В этом переходе к видимому отражается некая всеобщая или божественная сущность, выходящая за рамки индивида. Мы знаем, что в какой-то момент греческая скульптура изображает либо героев, либо богов. Любопытно, что боги и герои идут в одном ряду. Вернан полагал, что появление обнаженного тела как центрального носителя всеобщности в Греции связано с Олимпийскими играми. На Олимпийских играх разворачивалось соревнование (агон) обнаженных атлетов, победа которых понималась как знак их отмеченности богом. И в этом полурелигиозном ритуальном агоне, в котором участвовали обнаженные тела, происходил переход от индивидуального человека, избранного богом, к всеобщему, к понятию человеческого рода вообще. Человеческое тело в такой скульптуре начинает прямо связываться с формой. Форма по-гречески — morphe, и она связывается с идеей и образом. Платоновская идея — это, в сущности, форма, но она у Платона отделена от материальных вещей. Аристотель же писал, что вещи в мире возникают, когда бесформенная материя соединяется с идеальной формой. В результате изначально бесформенное индивидуируется. Вещь не есть отдельно форма и материя, но их сочетание: «…то, что обозначено как форма или сущность, не возникает, а возникает сочетание, получающее от нее свое наименование, и что во всем возникающем есть материя, так что одно [в нем] есть материя, а другое — форма»[87]. Но самое любопытное для нас — это рассуждение Аристотеля о той метаморфозе, которую претерпевает материя в процессе соединения с формой: «… то, из чего как из своей материи нечто возникает, обозначают, когда оно возникло, не ее именем, а именем, производным от нее; например, изваяние называют не камнем, а каменным <…>. А потому, так же как там возникающую вещь не называют именем того, из чего она возникает, так и здесь изваяние называется не деревом, а производным словом — деревянным и медным, а не медью, каменным, а не камнем, и точно так же дом — кирпичным, а не кирпичами, ибо если внимательно посмотреть, то нельзя даже без оговорок сказать, что изваяние возникает из дерева или дом — из кирпичей, так как то, из чего вещь возникает, должно при ее возникновении изменяться, а не оставаться тем же»[88].

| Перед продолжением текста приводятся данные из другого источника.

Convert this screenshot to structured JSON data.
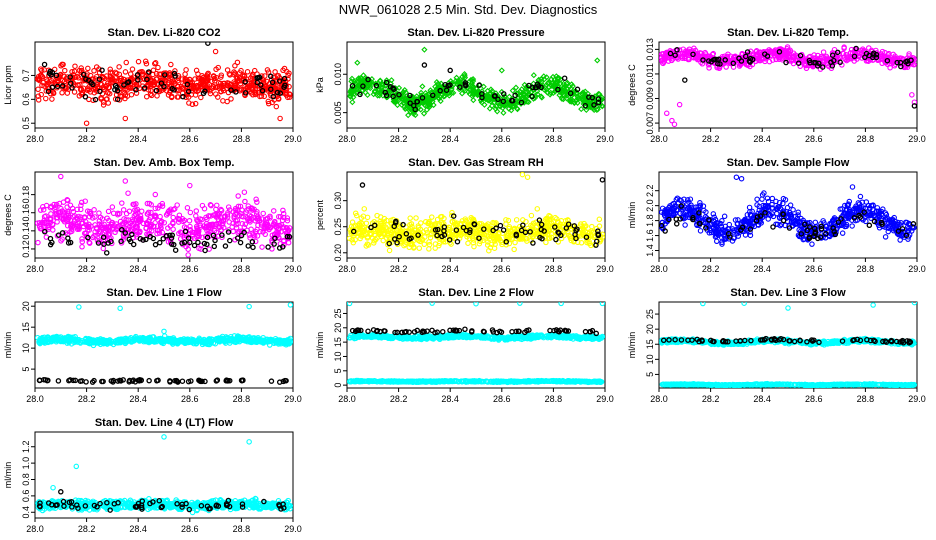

Материя из сущности становится предикатом. Но точно такое же изменение претерпевает статуя, ксоанон, когда она приобретает форму. Впрочем, не только материя меняет свое качество, но и форма тоже. Аристотель и Платон говорили, что вещи материального мира не могут полностью соответствовать идее, потому что материя всегда сопротивляется идеальности. В ней всегда есть какое-то несовершенство, всегда идеальность формы исчезает в сопротивлении ей материи. Весь мир начинает пониматься как сложное взаимодействие формы и материи.
Ничего подобного не существует в дальневосточной культуре. У тел здесь нет никакой анатомии, это существа вне понятия morphe. Вместо тел тут «мешки», в которые напиханы внутренние органы, что хорошо видно, например, в китайских анатомических рисунках.
Китайский анатомический рисунок, ок. 1200 г.
Дальневосточная культура не знает понятия формы, потому что она находится под властью идеи перехода. Эта идея безостановочного перехода инь в ян и обратно. Не существует лета, есть только переход из весны в осень, не существует цветения, потому что цветение — это начало увядания. Такой подход делает понятие формы бессмысленным. Идея формы интересна в той мере, что она связана с вечностью, неизменностью, сущностью, бытием, то есть с западной метафизикой. Но тем самым она связывается и с идеей богов, культом мертвых. Форма трансцендирует время. Скульптура героя имеет смысл, потому что она его увековечивает. Греки пытались увековечить героя в состоянии вечной молодости и неувядающей красоты — то есть в категориях совершенно чуждых Дальнему Востоку. Форма увековечивает только тогда, когда время приостанавливается. Время — это чисто западная категория, в Китае, например, нет понятия времени, есть понятие перехода. Это понятие перехода делает все совершенно иным. Если мы посмотрим на классический китайский дальневосточный пейзаж, с этими туманами, скалами, там все построено на переходе из одного состояния в другое. Конфигурацию такого пейзажа невозможно представить как форму. Франсуа Жюльен написал книгу под названием «Большая картина не имеет формы». Жюльен пишет о том, что китайский художник пытается изобразить дерево не таким, каково оно сейчас, а каким оно было и будет. Речь идет о представлении невидимого, но принципиально иного, чем то, что предполагает аристотелевский ноэтон — интуитивно схватываемая неизменная сущность. Согласно Жюльену, речь идет об изображении «невидимого в невоспринимаемом, вписывающемся в продолжение видимого, которое в нем растворяется. Бог и Идеи — это абсолютно невидимое, существующее сущностно (de deo; quod existat); в то время как дао располагается на границе видимого, „как если бы“ оно существовало…»[89]. Это невидимое, имманентное существующему.